Elk schilderij representeert hier een hele periode, te beginnen bij een doek uit 1969, waarop een raster te zien is van witte lijnen op het verder onbeschilderde canvas. De regelmaat van het patroon wordt slechts doorbroken door enkele lijnen die dikker zijn dan de andere. Dit sobere, feitelijke doek past in de tendens van minimalistische, ook wel ‘fundamenteel’ genoemde schilderkunst uit die tijd. In reactie op het expressieve, van emotie en betekenis doordrenkte werk dat in de jaren vijftig de kunst domineerde, maakten leden van de Nulgroep en schilders als Rajlich werk dat niet méér pretendeerde te zijn dan je feitelijk kon zien.

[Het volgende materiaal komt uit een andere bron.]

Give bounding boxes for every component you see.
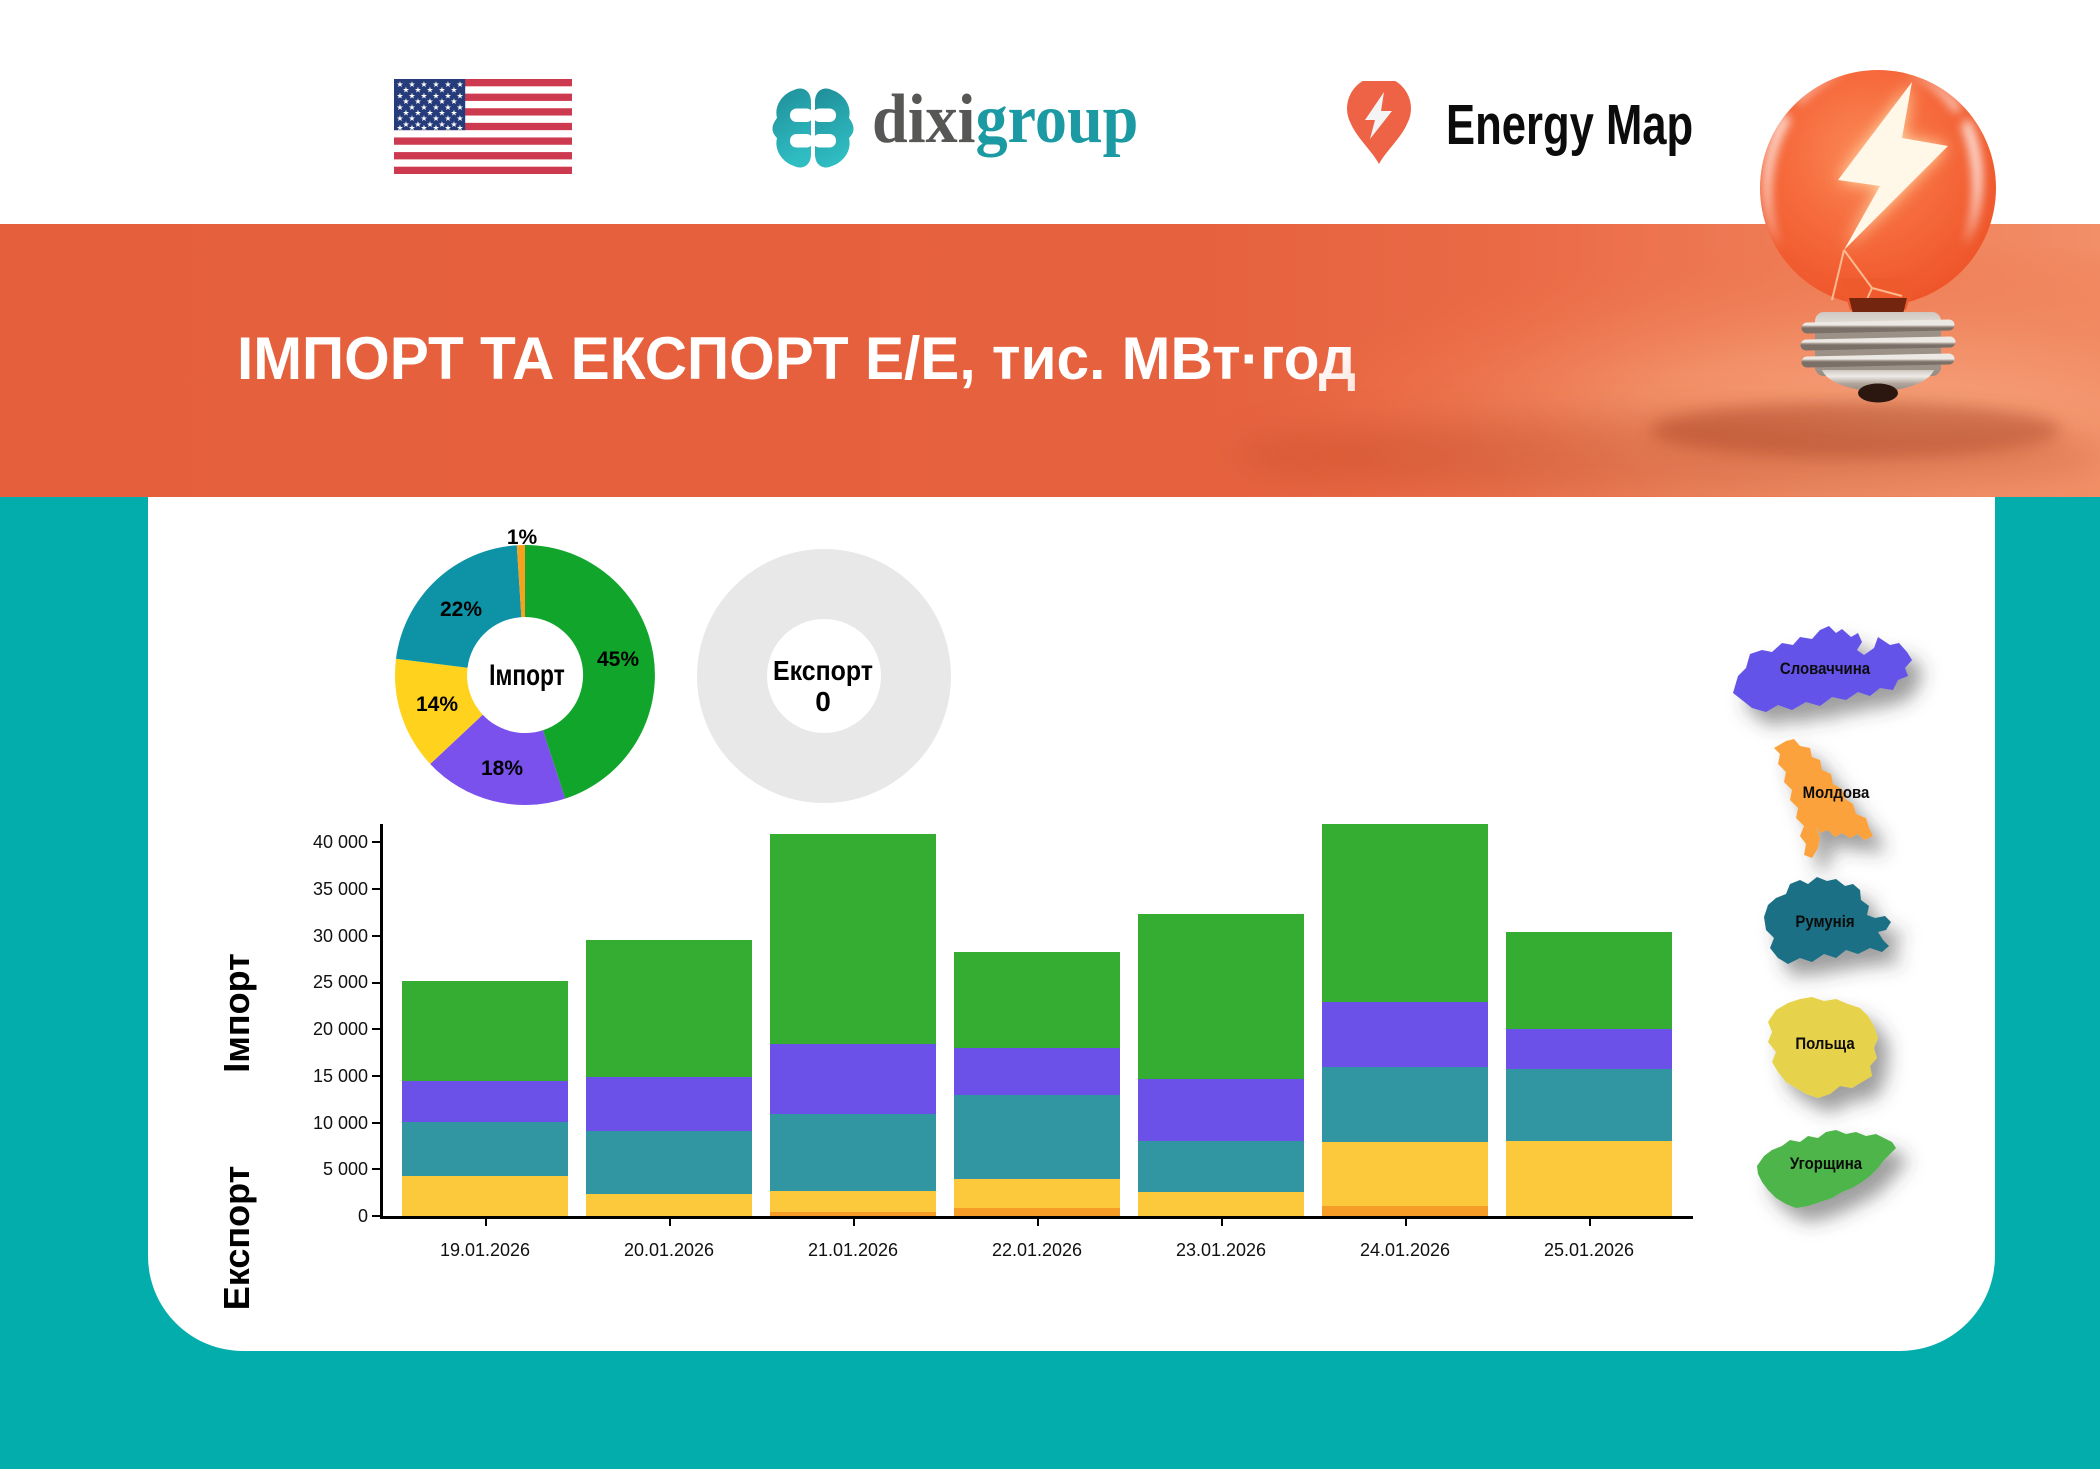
svg-text:★: ★ [438,97,445,106]
svg-text:★: ★ [456,114,463,123]
svg-text:★: ★ [450,86,457,95]
svg-text:★: ★ [402,97,409,106]
svg-text:★: ★ [420,91,427,100]
svg-text:★: ★ [420,124,427,133]
svg-text:★: ★ [456,124,463,133]
svg-text:★: ★ [432,91,439,100]
svg-text:★: ★ [432,103,439,112]
svg-text:★: ★ [450,109,457,118]
svg-text:★: ★ [396,114,403,123]
svg-text:★: ★ [408,124,415,133]
svg-text:★: ★ [402,109,409,118]
svg-text:★: ★ [396,91,403,100]
svg-text:★: ★ [456,103,463,112]
svg-text:★: ★ [432,114,439,123]
svg-text:★: ★ [402,120,409,129]
svg-text:★: ★ [456,80,463,89]
svg-text:★: ★ [420,114,427,123]
svg-text:★: ★ [426,120,433,129]
svg-text:★: ★ [420,80,427,89]
svg-text:★: ★ [414,120,421,129]
svg-text:★: ★ [408,91,415,100]
svg-text:★: ★ [444,91,451,100]
svg-text:★: ★ [444,103,451,112]
svg-text:★: ★ [396,103,403,112]
svg-text:★: ★ [438,120,445,129]
svg-text:★: ★ [444,80,451,89]
svg-text:★: ★ [438,109,445,118]
svg-text:★: ★ [450,97,457,106]
svg-text:★: ★ [414,86,421,95]
svg-text:★: ★ [426,97,433,106]
svg-text:★: ★ [414,109,421,118]
svg-text:★: ★ [444,124,451,133]
svg-text:★: ★ [408,114,415,123]
svg-text:★: ★ [408,103,415,112]
svg-text:★: ★ [408,80,415,89]
svg-text:★: ★ [438,86,445,95]
svg-text:★: ★ [450,120,457,129]
svg-text:★: ★ [444,114,451,123]
svg-text:★: ★ [396,80,403,89]
svg-text:★: ★ [420,103,427,112]
svg-text:★: ★ [396,124,403,133]
svg-text:★: ★ [414,97,421,106]
svg-text:★: ★ [426,86,433,95]
svg-text:★: ★ [432,124,439,133]
svg-text:★: ★ [426,109,433,118]
svg-text:★: ★ [456,91,463,100]
svg-text:★: ★ [432,80,439,89]
svg-text:★: ★ [402,86,409,95]
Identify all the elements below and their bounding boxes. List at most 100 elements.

Een schilderij, benadrukten ze, is slechts verf op een plat vlak.
Hoewel Rajlichs penseelstreken na verloop van tijd losser werden bleef het onpersoonlijke rasterpatroon hem fascineren. Juist de tegenstelling tussen strakke lijnen en een meer onregelmatige, losjes opgebrachte verflaag keert steeds terug. Wellicht wilde Rajlich met deze minder strenge toevoeging laten zien dat een schilderij toch ook meer kan zijn dan die feitelijke verf-op-een-plat-vlak. De verschillende beeldelementen lijken immers ook een relatie met elkaar aan te gaan, in dit geval een soort dialoog tussen het losse, intuïtieve en de orde van de geometrie.
In de catalogus bij de expositie in Heden geeft Roel Arkesteijn een toelichting op de verschillende periodes die het oeuvre van Rajlich kenmerken. Overschilderde hij midden jaren zeventig de rasters met slingerende verfstreken, later structureert hij juist met dunne potloodlijnen de vrij opgebrachte verflaag, over de verf heen. Ook de kleur van deze werken markeert een nieuwe tijd: Rajlich gebruikte aanvankelijk steeds donkerdere tinten, zodat de rasters uiteindelijk geheel verdwenen in zwarte monochromen. Daarna bedekt hij zijn doeken een tijd lang met glanzende goudverf.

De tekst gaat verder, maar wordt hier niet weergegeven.